Será surpresa para a Casa Branca se o governo Jair Bolsonaro cumprir as metas ambientais que anunciou na reunião de cúpula sobre o clima, em abril.
Há dúvidas, porque faltam ações concretas, comentou John Kerry, negociador dos Estados Unidos para o acordo climático global, em reunião com sete governadores na sexta-feira: João Doria (SP) e Eduardo Leite (RS) e Reinaldo Azambuja (MS), do PSDB; Renato Casagrande (ES) e Flavio Dino (MA), do PSB; Wellington Dias (PI), do PT; e, Helder Barbalho (PA), do MDB.
Kerry, diplomaticamente, deixou claro que há um déficit de credibilidade do governo brasileiro em negociações ambientais.
Exemplificou com as dificuldades de se cumprir as metas anunciadas por Bolsonaro neste segundo semestre em relação ao desmatamento na Amazônia.
A derrubada da floresta, com incêndios e desmate, aumentou 51% entre agosto do ano passado e junho último, segundo dados oficiais, em comparação com os 11 meses anteriores. Foram devastados 8,3 mil quilômetros quadrados, área cinco vezes maior que a da cidade de São Paulo.
O encontro virtual com Kerry deixou políticos brasileiros com algumas certezas sobre as relações entre os governos Joe Biden e Jair Bolsonaro.
Uma delas é que os EUA preparam, junto com a União Europeia, mecanismos de controle e verificação das promessas brasileiras sobre desmatamento na Amazônia. Devem apresentá-los na conferência sobre o clima na Escócia, em novembro. Sanções, também, serão conjuntas, se e quando aplicadas.
Outro aspecto relevante foi a confirmação do interesse do governo Biden em inaugurar uma linha de comunicação direta com os governadores, atores políticos cuja relevância foi realçada na catástrofe pandêmica, está refletida nas pesquisas de opinião — todos têm nível de aprovação muito superior ao de Bolsonaro —, e tendem a desempenhar papel fundamental nas eleições do próximo ano, como candidatos ou aliados influentes nas respectivas regiões.
Kerry confirmou a receptividade a uma relação com os estados baseada em programas ambientais específicos.
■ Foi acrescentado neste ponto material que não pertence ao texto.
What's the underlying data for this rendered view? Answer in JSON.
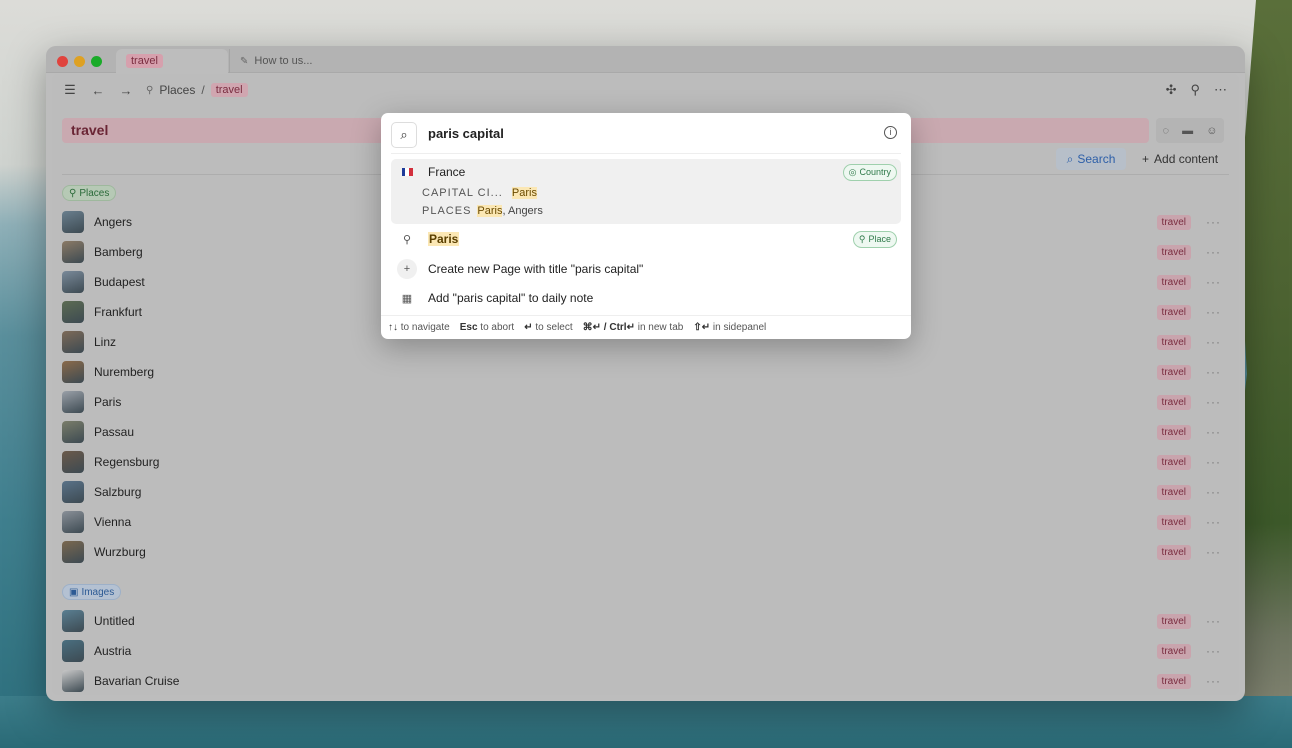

Indicou a designação de um grupo técnico para iniciar a negociação de iniciativas conjuntas, como proposto por 24 estados.
Está na mesa a ideia de criação de meios de financiar e gerenciar projetos nos “ativos verdes” — biomas do Sul, Sudeste e da Amazônia. O foco seria a redução das emissões de carbono, regeneração florestal, e desenvolvimento de cadeias econômicas alternativas para populações ambiental e socialmente vulneráveis
É iniciativa diplomática inédita. Expõe o crescente isolamento interno e externo do governo Bolsonaro e revela uma expansão do ativismo dos governantes estaduais no vácuo da administração federal num tema que se tornou vital ao desenvolvimento — a conversão da economia mundial a um novo padrão de eficiência energética e de conservação ambiental.
O lance de Kerry na sexta-feira retrata Joe Biden enquadrando Bolsonaro, que o hostilizou de forma aberta durante toda a disputa eleitoral americana no ano passado. Mas não foi o único na semana.
Ontem, no Recife, representantes do governo Emmanuel Macron, alvo até de insultos de Bolsonaro, celebraram a “cooperação” da França com governadores do Nordeste em áreas como meio ambiente. Por coincidência todos integram partidos de oposição ao presidente-candidato Bolsonaro.